Возможно, герцог и чувствовал, что выглядит несколько смешно. Однако, невзирая ни на какие препятствия, он продолжал настаивать и убеждать. Видя, что ему не удается поколебать высокомерие епископа, Жоффруа де Шарни прибегал к самому надежному своему средству — к подкупу. Он с заговорщицким видом осторожно прощупывал почву, пытаясь определить, насколько его собеседник готов к такому повороту событий. Словно бы вспоминая об интересных исторических происшествиях, не имеющих никакого отношения к их разговору, герцог упомянул про подкуп епископов на Эфесском конклаве 401 года, разоблаченный Хризостомом, епископом Константинопольским. Глядя в пол, нервно поигрывая пальцами, герцог де Шарни цитировал признание обвиняемых: «Мы признаем, что платили мзду за то, чтобы нас посвятили в епископский сан и освободили от налогов».

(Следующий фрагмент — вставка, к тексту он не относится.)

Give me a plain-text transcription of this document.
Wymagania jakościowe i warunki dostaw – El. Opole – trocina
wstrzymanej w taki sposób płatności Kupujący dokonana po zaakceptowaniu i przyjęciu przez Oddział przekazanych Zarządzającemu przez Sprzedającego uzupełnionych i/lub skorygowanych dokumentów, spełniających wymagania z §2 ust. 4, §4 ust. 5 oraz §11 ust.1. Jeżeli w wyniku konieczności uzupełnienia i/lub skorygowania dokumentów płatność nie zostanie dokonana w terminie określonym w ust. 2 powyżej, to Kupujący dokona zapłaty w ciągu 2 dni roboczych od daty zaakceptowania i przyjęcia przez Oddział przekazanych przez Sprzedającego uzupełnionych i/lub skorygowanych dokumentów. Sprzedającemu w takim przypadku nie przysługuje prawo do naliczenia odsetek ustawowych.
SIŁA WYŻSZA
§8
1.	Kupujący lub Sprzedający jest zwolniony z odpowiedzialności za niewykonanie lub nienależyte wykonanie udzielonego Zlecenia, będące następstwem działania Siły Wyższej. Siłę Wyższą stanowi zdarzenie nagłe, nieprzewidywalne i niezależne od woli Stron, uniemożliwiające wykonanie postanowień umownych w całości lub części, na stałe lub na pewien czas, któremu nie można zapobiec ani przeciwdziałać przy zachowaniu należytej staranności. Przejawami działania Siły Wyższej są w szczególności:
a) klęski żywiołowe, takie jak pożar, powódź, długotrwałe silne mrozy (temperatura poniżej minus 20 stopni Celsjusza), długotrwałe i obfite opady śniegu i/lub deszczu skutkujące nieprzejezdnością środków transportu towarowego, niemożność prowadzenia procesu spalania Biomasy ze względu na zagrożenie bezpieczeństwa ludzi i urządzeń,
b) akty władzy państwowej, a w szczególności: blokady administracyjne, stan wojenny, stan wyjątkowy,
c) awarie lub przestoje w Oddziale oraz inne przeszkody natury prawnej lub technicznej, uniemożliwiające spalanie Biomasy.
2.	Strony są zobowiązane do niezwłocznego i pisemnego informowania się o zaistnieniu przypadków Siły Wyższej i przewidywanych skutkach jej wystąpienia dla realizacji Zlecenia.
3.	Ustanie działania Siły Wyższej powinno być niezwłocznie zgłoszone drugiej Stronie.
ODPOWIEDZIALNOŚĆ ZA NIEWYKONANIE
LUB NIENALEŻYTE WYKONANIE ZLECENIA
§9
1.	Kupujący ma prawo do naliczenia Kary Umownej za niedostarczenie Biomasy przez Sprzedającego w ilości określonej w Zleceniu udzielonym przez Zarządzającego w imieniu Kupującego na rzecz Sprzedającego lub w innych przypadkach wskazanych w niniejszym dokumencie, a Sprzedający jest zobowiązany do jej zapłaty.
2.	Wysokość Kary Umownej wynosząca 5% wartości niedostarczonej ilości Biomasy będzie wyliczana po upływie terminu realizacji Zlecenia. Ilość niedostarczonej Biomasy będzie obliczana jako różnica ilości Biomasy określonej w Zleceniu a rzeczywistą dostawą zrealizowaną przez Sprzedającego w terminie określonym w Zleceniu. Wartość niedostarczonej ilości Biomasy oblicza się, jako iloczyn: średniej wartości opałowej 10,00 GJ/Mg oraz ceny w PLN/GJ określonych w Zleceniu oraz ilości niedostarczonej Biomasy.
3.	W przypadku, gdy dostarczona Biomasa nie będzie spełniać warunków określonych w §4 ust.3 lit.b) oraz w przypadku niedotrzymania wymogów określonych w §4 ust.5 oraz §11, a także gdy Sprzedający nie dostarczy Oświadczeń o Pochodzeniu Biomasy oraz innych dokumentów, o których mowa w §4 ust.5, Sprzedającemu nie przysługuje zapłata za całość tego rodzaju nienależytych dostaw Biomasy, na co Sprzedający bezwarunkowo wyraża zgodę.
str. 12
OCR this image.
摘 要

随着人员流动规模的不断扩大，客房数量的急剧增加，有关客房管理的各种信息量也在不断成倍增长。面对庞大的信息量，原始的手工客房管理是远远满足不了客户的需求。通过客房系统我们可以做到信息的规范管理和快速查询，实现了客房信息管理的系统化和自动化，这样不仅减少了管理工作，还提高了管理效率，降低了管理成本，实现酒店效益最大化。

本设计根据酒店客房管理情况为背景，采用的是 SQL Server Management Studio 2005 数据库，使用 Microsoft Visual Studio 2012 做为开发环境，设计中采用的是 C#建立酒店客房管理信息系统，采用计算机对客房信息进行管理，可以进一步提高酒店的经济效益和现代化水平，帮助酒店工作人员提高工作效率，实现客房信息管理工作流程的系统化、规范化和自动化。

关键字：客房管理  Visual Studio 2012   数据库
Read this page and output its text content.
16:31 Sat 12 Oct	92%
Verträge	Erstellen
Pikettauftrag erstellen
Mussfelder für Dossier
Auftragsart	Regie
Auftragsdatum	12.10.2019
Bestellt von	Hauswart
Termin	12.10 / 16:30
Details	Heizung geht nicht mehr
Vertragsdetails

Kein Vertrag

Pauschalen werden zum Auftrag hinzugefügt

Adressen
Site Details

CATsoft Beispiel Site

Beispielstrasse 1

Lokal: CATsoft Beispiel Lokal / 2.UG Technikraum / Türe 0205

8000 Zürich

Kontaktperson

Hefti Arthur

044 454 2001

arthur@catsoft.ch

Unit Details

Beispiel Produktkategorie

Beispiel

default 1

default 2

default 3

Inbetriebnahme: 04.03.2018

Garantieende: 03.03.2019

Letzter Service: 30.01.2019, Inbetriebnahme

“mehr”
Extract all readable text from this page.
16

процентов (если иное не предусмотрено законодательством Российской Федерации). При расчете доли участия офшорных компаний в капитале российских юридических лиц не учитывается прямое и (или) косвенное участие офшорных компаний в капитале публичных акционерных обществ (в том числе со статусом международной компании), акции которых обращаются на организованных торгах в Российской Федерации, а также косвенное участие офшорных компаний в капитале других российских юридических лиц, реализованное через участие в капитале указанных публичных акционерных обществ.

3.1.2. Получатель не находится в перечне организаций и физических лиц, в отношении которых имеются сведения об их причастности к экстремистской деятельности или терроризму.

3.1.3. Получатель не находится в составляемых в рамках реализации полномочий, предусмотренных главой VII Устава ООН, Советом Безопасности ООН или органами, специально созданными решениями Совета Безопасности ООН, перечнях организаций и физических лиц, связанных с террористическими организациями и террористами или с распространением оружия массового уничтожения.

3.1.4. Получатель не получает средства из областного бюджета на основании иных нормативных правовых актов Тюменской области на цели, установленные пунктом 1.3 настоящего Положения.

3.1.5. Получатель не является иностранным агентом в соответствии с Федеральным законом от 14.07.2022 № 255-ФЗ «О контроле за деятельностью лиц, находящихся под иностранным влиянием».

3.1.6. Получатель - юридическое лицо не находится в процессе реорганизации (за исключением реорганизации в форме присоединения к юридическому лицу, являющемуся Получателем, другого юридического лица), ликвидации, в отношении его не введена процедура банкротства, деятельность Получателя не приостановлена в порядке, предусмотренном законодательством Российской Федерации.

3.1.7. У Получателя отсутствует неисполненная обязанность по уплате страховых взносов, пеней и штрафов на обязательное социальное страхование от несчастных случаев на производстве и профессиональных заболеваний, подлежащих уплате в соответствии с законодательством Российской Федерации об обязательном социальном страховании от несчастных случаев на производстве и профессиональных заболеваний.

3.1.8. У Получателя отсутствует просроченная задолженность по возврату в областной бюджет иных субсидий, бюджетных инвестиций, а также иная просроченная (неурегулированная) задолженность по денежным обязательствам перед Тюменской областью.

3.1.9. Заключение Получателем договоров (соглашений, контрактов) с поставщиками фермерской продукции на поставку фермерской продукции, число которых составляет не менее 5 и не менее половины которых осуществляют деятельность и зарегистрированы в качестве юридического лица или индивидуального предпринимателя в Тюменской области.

— Какая гадость! — не испытывая никакой гадливости, ораторствовал Жоффруа де Шарни, пытаясь угадать реакцию Анрн де Пуатье, — если бы по крайней мере они прибегли к подкупу ради более благородных задач, вроде тех, что направляют мои стопы…
— Да неужто возможно заниматься мздоимством во имя возвышенных целей? — отвечал на это епископ и, прежде чем герцог делал первый шаг на эту зыбкую почву, напоминал ему о позиции императора Константина, который стремился избежать нашествия торговцев и богачей и потому запретил представителям цеховых объединений и других привилегированных групп становиться священниками.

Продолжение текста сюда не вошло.